WASHINGTON The debt collection industry is gearing up for a major shake-up as the Consumer Financial Protection Bureau looks to revamp rules that will likely cover every player in the market, from first-party creditors down to the buyers of others' debts.
The CFPB said Wednesday that it would begin taking comments on how to write new regulations for the debt collection industry, that could impact how often a debt can be sold and to whom. The agency's actions echo changes the CFPB is seeking in other markets, including mortgages.
The new mortgage rules have made lenders anxious, but many debt collectors appear to support heightened regulations, with some suggesting more rules are necessary.
"The last thing we're going to do is run because of regulatory headwinds. It's not going to put us out of business.

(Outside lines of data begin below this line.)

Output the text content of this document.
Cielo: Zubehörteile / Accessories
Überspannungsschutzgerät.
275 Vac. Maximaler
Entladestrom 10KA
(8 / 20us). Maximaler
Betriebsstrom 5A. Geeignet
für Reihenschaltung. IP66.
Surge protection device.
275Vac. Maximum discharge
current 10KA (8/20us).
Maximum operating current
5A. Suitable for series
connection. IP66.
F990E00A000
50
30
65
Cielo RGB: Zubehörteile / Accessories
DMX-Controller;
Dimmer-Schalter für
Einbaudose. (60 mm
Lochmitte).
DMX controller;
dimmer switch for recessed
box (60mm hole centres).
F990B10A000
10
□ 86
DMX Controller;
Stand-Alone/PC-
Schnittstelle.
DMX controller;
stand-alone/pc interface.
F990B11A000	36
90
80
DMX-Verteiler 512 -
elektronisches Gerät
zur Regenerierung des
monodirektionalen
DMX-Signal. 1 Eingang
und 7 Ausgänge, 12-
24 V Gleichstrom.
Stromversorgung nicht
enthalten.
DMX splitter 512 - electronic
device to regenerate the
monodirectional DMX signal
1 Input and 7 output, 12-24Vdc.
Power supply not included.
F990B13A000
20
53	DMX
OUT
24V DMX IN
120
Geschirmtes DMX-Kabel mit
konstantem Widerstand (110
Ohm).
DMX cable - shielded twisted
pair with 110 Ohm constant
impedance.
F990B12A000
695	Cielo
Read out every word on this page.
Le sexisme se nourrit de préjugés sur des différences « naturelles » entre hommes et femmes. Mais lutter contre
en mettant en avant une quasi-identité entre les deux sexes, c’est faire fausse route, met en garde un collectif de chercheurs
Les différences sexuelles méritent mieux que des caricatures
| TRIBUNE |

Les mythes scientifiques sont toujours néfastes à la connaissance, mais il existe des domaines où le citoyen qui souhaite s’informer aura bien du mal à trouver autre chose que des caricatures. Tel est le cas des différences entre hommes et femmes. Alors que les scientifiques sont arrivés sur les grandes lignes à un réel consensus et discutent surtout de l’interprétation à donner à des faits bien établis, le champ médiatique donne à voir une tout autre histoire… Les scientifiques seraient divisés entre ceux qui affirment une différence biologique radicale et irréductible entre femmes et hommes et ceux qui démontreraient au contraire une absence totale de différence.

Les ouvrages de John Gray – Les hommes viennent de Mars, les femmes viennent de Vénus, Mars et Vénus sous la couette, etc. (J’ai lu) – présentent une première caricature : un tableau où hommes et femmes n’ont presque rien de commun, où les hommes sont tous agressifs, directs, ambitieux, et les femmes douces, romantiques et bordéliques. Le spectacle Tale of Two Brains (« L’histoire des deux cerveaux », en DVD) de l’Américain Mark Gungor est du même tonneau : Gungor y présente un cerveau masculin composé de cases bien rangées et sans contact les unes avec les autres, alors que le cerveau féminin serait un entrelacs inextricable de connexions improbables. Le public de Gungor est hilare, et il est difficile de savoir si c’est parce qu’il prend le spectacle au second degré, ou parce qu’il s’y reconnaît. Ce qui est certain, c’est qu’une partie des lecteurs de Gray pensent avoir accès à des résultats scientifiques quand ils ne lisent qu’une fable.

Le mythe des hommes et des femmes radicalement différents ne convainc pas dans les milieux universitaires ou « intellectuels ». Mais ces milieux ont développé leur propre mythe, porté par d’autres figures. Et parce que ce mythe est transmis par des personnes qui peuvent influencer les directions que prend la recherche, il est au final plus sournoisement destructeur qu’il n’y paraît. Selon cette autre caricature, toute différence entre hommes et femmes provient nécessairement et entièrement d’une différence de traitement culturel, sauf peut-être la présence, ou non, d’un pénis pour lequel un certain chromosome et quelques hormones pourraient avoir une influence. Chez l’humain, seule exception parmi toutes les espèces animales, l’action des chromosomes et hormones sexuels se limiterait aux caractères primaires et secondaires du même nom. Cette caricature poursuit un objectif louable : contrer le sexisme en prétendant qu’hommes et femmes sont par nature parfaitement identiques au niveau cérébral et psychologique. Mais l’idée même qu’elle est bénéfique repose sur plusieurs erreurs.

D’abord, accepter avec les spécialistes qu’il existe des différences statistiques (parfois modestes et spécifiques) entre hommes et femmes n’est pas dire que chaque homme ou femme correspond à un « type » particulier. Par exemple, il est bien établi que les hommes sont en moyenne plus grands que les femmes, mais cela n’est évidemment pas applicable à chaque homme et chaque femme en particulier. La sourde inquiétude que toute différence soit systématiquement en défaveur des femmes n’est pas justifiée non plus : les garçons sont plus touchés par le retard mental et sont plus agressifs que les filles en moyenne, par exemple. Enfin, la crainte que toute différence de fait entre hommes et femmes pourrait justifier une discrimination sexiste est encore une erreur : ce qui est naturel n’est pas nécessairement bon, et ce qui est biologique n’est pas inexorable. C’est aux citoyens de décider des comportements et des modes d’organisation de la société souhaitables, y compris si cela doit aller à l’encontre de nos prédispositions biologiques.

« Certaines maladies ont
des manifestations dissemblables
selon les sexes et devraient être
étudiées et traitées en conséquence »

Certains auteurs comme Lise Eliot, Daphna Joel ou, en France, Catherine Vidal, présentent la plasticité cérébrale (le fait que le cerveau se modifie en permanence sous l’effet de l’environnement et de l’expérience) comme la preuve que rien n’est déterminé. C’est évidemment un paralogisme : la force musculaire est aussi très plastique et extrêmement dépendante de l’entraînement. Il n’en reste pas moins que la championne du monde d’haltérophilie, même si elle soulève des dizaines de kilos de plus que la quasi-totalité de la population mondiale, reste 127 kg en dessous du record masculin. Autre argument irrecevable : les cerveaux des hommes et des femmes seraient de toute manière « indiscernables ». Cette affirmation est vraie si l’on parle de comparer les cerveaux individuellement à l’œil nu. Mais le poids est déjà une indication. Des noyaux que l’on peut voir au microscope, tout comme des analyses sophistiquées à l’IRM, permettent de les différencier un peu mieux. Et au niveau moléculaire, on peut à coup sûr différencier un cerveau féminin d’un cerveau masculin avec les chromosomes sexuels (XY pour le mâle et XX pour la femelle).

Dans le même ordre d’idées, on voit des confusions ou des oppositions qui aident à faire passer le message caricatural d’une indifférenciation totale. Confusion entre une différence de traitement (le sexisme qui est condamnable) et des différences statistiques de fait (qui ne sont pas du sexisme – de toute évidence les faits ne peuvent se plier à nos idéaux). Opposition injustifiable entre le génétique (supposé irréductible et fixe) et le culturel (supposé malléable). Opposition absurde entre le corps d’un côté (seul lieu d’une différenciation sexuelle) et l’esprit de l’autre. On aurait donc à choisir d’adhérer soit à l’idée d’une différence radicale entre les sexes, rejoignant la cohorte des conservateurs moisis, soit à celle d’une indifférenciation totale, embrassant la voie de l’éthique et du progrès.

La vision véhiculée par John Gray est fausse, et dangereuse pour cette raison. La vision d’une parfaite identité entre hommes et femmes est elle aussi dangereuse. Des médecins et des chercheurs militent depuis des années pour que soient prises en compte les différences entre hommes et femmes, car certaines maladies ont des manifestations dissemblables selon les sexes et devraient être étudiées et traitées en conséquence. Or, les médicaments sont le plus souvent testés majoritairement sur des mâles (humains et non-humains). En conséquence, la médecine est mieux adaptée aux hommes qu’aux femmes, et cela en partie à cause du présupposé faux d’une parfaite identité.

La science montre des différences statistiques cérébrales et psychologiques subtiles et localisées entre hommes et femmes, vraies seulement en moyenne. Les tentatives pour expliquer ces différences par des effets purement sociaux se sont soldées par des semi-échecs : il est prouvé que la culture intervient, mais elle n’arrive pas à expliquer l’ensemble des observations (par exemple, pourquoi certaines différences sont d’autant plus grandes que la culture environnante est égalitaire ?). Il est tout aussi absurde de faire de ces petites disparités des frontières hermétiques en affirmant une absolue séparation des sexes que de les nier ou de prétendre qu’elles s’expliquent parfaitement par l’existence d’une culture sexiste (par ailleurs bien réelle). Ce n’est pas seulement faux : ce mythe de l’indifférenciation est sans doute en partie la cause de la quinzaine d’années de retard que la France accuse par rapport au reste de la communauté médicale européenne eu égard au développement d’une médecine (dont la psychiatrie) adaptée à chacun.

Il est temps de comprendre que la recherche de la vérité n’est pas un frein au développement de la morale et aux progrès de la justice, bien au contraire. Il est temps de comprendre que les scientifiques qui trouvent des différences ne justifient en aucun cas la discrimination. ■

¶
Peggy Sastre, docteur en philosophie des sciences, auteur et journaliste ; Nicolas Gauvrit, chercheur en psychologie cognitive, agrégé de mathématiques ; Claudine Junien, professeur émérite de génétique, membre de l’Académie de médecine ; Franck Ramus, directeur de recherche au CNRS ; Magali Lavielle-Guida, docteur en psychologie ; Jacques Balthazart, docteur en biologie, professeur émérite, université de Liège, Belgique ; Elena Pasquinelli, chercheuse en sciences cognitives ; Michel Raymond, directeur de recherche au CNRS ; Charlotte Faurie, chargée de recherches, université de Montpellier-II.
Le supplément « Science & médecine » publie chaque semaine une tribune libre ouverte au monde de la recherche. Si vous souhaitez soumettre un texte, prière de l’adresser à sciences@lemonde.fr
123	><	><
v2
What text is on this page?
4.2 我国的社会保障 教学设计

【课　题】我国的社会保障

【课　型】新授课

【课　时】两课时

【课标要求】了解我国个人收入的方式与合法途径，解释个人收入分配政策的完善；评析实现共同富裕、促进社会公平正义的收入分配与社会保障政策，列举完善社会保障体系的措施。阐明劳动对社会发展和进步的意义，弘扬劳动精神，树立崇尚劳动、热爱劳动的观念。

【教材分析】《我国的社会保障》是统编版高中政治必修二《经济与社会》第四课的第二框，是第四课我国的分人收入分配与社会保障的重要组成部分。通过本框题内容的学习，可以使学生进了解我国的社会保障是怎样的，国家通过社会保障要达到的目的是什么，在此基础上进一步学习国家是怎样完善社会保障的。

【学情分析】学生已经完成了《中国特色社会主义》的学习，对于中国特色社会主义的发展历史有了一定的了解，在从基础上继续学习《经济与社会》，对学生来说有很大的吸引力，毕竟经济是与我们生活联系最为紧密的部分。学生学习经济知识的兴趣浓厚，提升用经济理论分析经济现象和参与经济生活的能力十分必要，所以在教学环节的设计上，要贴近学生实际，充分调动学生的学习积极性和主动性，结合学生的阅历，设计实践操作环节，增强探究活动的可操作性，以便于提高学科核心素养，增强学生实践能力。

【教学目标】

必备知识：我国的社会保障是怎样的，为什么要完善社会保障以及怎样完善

It's just unpleasant and sad that we need this," said Clint Sallee, president and chief executive of Fidelity Creditor Service, a debt collector in California. "But I can fully appreciate where the CFPB is headed."
Though opinions may change once the CFPB issues its proposed regulations, most debt collectors are hopeful that the rules will weed out the bad actors who often buy debt for pennies on the dollar and then threaten consumers through litigation without verifying documents.
"Many of the buyers in the industry today will not be able to sustain the standard that's been established by the CFPB because of their practices," said Bill Bartmann, chief executive of the debt collector CFS II. "It's a ticking time bomb and banks are going to be cautious about selling loans to a buyer who has litigation-heavy model."
Already, some of the larger debt collectors and banks have been preparing their systems for heightened rules and enforcement after the Dodd-Frank Act gave the CFPB authority to write regulations on the industry. Other regulators such as the Office of the Comptroller of the Currency have also been scrutinizing debt sales.
That has helped to spur both JPMorgan Chase and Wells Fargo to halt unpaid debt sales. JPMorgan also closed and redistributed its group that handles litigation services for debt collection.
Larry Berlin, analyst at First Analysis said the biggest banks that halted such sales are likely to enter back into the market during the next few quarters once they get clearer understanding of what the CFPB is planning to do. It's the smaller firms that Berlin said will likely not be able to afford the new standards.
"A year ago, there were roughly 175 collectors," he said. "We think that's going to go into the handful ... it might have been such a heavy boat that it's going to be flipping over."
Labor and costs have already increased for debt collectors as a result of the CFPB's moves. Sallee said he gets three emails from the CFPB every night to inform him of the status of consumer complaints that require numerous clicks in order to find out whether or not a complaint has been filed against his company. Since the CFPB started receiving complaints on the debt collection industry in July, Sallee said he's only received one complaint but that doesn't stop him from digging through emails every night.
"Every time there is a new regulatory process related to compliance, it has created a lot of resentment among peers because they don't want to go through a bunch of hoops to find out they don't have any issues," Sallee said.
The other major concern by the CFPB is that the main rule governing debt collectors the Fair Debt Collection Practices Act was written 35 years ago before electronic data, mobile phone and email communication took off. Though it's unclear how the CFPB will address the issue, most collectors would prefer clearer updates, rather than being cited for communication violations.
"The reputable debt collection companies actually welcome clarification on issues like electronic communications with debtors, caller ID, data storage and sharing, and what constitutes 'unfair, deceptive, and abusive acts and practices,'" said Ronald Rubin, a former CFPB enforcement attorney who now represents large debt collection companies at the law firm of Hunton & Williams. "The upstanding debt collection companies, and there are many of them, know that the CFPB's rules will increase their compliance costs, but in the long run will make them more profitable by putting the bad actors out of business."